Workshop: An updated research agenda on ethics in palliative care: starting from the four ’principles’ of health care ethics
Clark, David, University of Sheffield, UK, Olarte, Juan Manuel Nunes, Hospital General Univ. ‘‘Gregorio Maranon’’, Madrid, Spain, Mu¨ller- Busch, Christof, Gemeinschaftskrankenhaus Havelho¨he, Bonn, Germany, Materstvedt, Lars Johan, Norwegian University of Science and Technology, Trondheim, Norway

In 1979, Beauchamp and Childress formulated what is known as the ‘‘four principles’’ approach to medical/health care ethics. The principles are: Beneficence - the obligation to provide benefits and balance benefits against risks.

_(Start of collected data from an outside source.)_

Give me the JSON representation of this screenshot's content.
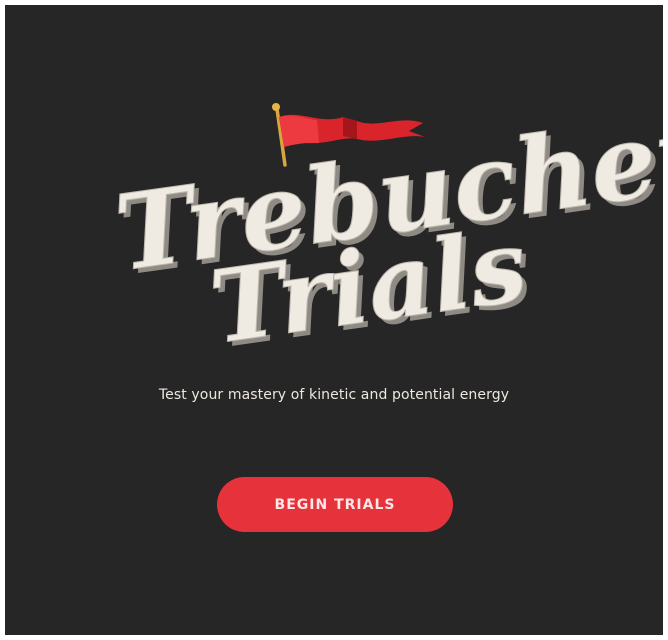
{
  "title": {
    "line1": "Trebuchet",
    "line2": "Trials"
  },
  "tagline": "Test your mastery of kinetic and potential energy",
  "begin_button": {
    "label": "BEGIN TRIALS"
  },
  "colors": {
    "background": "#262626",
    "title": "#efebe3",
    "flag": "#d9242c",
    "flag_pole": "#e0a93a",
    "button": "#e5323b",
    "button_text": "#fde7e7"
  },
  "icons": {
    "flag": "pennant-flag-icon"
  }
}
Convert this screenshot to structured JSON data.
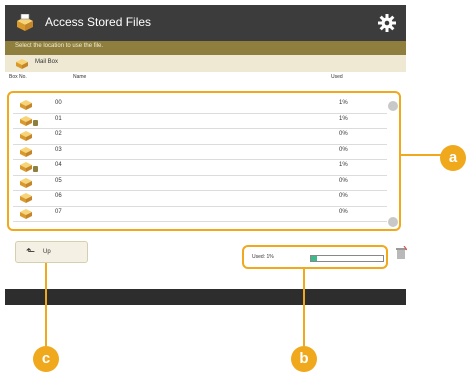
{
  "titlebar": {
    "title": "Access Stored Files"
  },
  "instruction": "Select the location to use the file.",
  "mail_box": {
    "label": "Mail Box"
  },
  "columns": {
    "box_no": "Box No.",
    "name": "Name",
    "used": "Used"
  },
  "rows": [
    {
      "no": "00",
      "used": "1%"
    },
    {
      "no": "01",
      "used": "1%"
    },
    {
      "no": "02",
      "used": "0%"
    },
    {
      "no": "03",
      "used": "0%"
    },
    {
      "no": "04",
      "used": "1%"
    },
    {
      "no": "05",
      "used": "0%"
    },
    {
      "no": "06",
      "used": "0%"
    },
    {
      "no": "07",
      "used": "0%"
    }
  ],
  "up_button": {
    "label": "Up"
  },
  "used_status": {
    "label": "Used:",
    "value": "1%",
    "fill_fraction": 0.08
  },
  "markers": {
    "a": "a",
    "b": "b",
    "c": "c"
  },
  "colors": {
    "accent": "#f0a81c",
    "header": "#3c3c3c",
    "band": "#8e7f3e",
    "gauge": "#3cba8a"
  }
}
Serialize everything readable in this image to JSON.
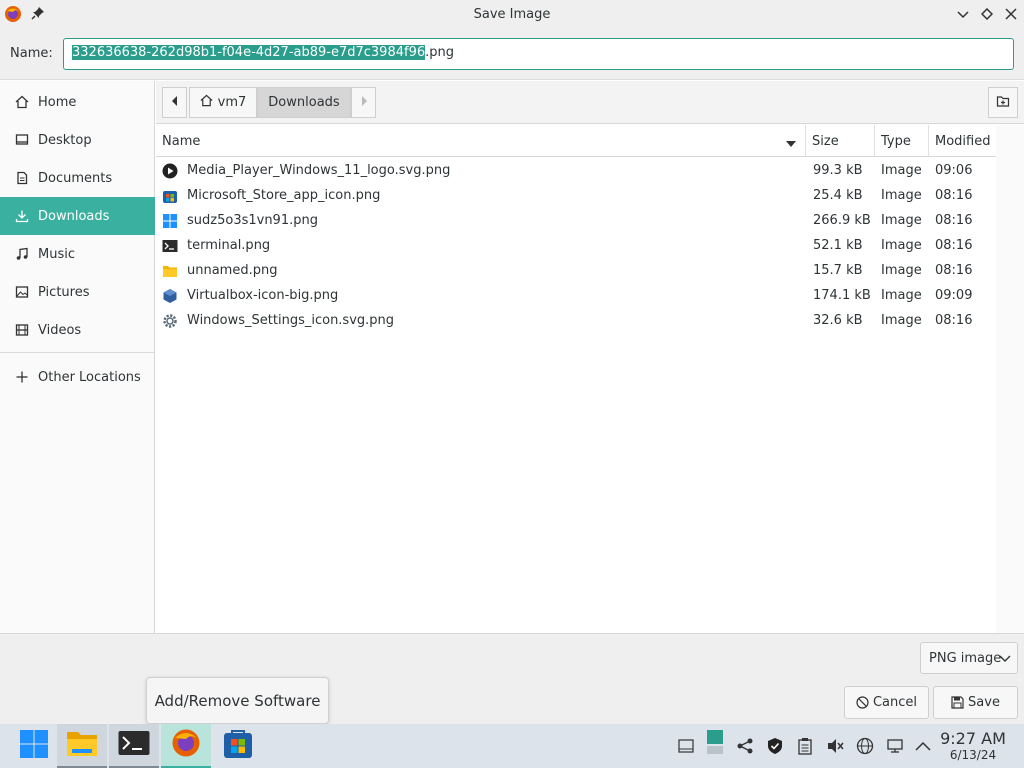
{
  "window": {
    "title": "Save Image"
  },
  "name_row": {
    "label": "Name:",
    "filename_selected": "332636638-262d98b1-f04e-4d27-ab89-e7d7c3984f96",
    "filename_ext": ".png"
  },
  "sidebar": {
    "items": [
      {
        "label": "Home",
        "icon": "home-icon"
      },
      {
        "label": "Desktop",
        "icon": "desktop-icon"
      },
      {
        "label": "Documents",
        "icon": "documents-icon"
      },
      {
        "label": "Downloads",
        "icon": "downloads-icon",
        "active": true
      },
      {
        "label": "Music",
        "icon": "music-icon"
      },
      {
        "label": "Pictures",
        "icon": "pictures-icon"
      },
      {
        "label": "Videos",
        "icon": "videos-icon"
      }
    ],
    "other": {
      "label": "Other Locations",
      "icon": "plus-icon"
    }
  },
  "pathbar": {
    "crumbs": [
      "vm7",
      "Downloads"
    ]
  },
  "table": {
    "headers": {
      "name": "Name",
      "size": "Size",
      "type": "Type",
      "modified": "Modified"
    },
    "rows": [
      {
        "name": "Media_Player_Windows_11_logo.svg.png",
        "size": "99.3 kB",
        "type": "Image",
        "modified": "09:06",
        "icon": "media-player-icon"
      },
      {
        "name": "Microsoft_Store_app_icon.png",
        "size": "25.4 kB",
        "type": "Image",
        "modified": "08:16",
        "icon": "store-icon"
      },
      {
        "name": "sudz5o3s1vn91.png",
        "size": "266.9 kB",
        "type": "Image",
        "modified": "08:16",
        "icon": "windows-logo-icon"
      },
      {
        "name": "terminal.png",
        "size": "52.1 kB",
        "type": "Image",
        "modified": "08:16",
        "icon": "terminal-icon"
      },
      {
        "name": "unnamed.png",
        "size": "15.7 kB",
        "type": "Image",
        "modified": "08:16",
        "icon": "folder-icon"
      },
      {
        "name": "Virtualbox-icon-big.png",
        "size": "174.1 kB",
        "type": "Image",
        "modified": "09:09",
        "icon": "virtualbox-icon"
      },
      {
        "name": "Windows_Settings_icon.svg.png",
        "size": "32.6 kB",
        "type": "Image",
        "modified": "08:16",
        "icon": "settings-gear-icon"
      }
    ]
  },
  "bottom": {
    "filetype": "PNG image",
    "cancel": "Cancel",
    "save": "Save"
  },
  "tooltip": {
    "text": "Add/Remove Software"
  },
  "taskbar": {
    "time": "9:27 AM",
    "date": "6/13/24"
  },
  "colors": {
    "accent": "#3ab1a0",
    "selection": "#2a9d8c"
  }
}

Non-maleficence - the obligation to avoid the causation of harm Respect for autonomy - the obligation to respect the decision-making capacities of autonomous persons Justice - obligations of fairness in the distribution of benefits and risks In this workshop, we will use these as an analytical tool in addressing and discussing various ethical questions within palliative care (other than euthanasia and physician-assisted suicide). We shall pay particular attention to what have been called the ‘small’ ethical questions, using appropriate clinical examples. First, one named speaker will deal with each one of the principles in turn, including an exploration of their basic meaning, and with an eye to particular ethical questions within palliative care that flow from it. This part of the workshop will then be followed by a general discussion, which may enable us to reach some sort of consensus in mapping out those questions which require research, and also perhaps the limits of the four principles themselves.With regard to research, we will explore how empirical studies within palliative care may be developed in such a way that one or more of the principles can be examined empirically in specific contexts. With regard to the limits of the principles, there is the question of their scope and weighting: a) do they apply universally, or are they culturally relative and, if so, to what extent and in what sense?; b) presuming the principles can be shown to be a useful construct in different cultural settings, how are they to be balanced against each other?.